New Emoji Are So Boring—but They Don't Have to Be

A new data set on the popularity of emoji reveals a problem with Unicode's approval process, along with a way to fix it.
thinking face emoji
Photograph: Unicode 

If you've been unenthused about the emoji of recent years, you're not alone. A flashlight? A toolbox? A fire extinguisher? A tin can? Who even uses these?

The emoji set to appear on your phone next year are similarly dismal. A screwdriver, a toothbrush, a bell pepper—seriously, what is this, a shopping center? When you think of emoji, you don't think of a laundry list of random objects. You think of iconic, sometimes weird, expressive faces, like the face with tears of joy, the thinking face, the angry devil, the smiling pile of poo, and the see-no-evil monkey, plus classic symbols like the thumbs-up and the heart.
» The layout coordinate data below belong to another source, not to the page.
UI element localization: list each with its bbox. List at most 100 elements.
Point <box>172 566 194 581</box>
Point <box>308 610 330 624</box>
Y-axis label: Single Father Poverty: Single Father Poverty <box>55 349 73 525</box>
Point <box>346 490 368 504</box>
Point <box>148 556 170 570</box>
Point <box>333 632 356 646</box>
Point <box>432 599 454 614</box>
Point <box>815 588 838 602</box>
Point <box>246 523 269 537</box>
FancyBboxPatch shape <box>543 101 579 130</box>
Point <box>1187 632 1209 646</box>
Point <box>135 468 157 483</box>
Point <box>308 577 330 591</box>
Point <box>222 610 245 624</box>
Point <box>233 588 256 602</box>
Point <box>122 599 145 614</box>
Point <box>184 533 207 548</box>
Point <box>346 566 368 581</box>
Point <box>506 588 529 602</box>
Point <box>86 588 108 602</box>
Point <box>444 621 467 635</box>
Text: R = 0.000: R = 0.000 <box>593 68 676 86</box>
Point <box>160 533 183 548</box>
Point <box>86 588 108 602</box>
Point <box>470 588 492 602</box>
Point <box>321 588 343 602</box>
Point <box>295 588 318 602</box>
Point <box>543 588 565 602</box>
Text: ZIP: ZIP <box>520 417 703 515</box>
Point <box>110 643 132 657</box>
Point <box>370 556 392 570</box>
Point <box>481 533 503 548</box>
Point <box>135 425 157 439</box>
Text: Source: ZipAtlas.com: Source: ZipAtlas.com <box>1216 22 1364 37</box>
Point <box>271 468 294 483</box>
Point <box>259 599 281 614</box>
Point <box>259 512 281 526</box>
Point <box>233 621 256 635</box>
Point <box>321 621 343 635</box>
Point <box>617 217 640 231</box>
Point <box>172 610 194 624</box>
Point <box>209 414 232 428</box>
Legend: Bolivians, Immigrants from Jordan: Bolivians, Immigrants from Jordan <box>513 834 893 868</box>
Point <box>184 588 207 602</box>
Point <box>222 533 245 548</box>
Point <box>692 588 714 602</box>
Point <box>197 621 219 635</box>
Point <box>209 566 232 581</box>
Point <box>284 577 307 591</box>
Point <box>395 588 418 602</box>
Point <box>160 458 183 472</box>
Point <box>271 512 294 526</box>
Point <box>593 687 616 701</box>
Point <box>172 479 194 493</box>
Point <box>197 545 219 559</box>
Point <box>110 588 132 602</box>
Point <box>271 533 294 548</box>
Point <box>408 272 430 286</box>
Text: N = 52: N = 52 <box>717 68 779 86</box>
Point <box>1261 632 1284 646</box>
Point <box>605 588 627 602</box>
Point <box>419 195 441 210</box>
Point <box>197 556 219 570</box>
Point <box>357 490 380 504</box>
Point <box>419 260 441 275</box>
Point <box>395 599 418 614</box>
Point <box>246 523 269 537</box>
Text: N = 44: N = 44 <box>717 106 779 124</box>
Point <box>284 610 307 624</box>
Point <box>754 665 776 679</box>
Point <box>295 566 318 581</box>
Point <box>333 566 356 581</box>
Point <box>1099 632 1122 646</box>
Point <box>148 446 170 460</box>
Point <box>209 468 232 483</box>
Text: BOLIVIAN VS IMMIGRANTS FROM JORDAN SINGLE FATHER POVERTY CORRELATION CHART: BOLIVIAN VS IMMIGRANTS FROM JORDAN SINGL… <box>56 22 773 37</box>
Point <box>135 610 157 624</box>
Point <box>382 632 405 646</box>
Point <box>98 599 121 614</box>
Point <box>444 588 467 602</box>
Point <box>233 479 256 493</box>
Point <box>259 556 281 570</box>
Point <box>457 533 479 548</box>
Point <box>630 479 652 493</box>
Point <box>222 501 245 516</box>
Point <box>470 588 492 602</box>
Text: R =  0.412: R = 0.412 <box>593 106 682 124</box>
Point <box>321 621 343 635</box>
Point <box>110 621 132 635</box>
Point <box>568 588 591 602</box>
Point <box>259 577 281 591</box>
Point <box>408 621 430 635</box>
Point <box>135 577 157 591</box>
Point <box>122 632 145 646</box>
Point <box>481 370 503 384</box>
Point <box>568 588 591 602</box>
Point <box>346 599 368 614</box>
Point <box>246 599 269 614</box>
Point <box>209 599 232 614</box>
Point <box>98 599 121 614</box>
But the latest batch includes just three new faces and one new hand shape, compared with 49 new objects, from a roller skate and a rock to a plunger.

The reason for this slide into irrelevance? The Unicode Consortium—the organization in charge of determining which symbols our devices are supposed to recognize—has increasingly been measuring the wrong thing in the process of approving new emoji.

No one intends to encode boring emoji, of course. Unicode has three main criteria, and one of them is, "Is there substantial evidence that a large number of people will likely use this new emoji"? Sounds good in theory, but what actually is "substantial evidence"? Unicode doesn't consider emoji data that comes from petitions, corporate sponsorship, or nonpublic data sources, judging them too easy to manipulate. After it encoded the original set of emoji from Japanese cell phone carriers, Unicode started looking to search results: If you submit a proposal for a new emoji, you need to provide screenshots showing how many web pages are found when you search for its associated word or phrase on Google, Bing, and Google Video Search, plus Google Trends.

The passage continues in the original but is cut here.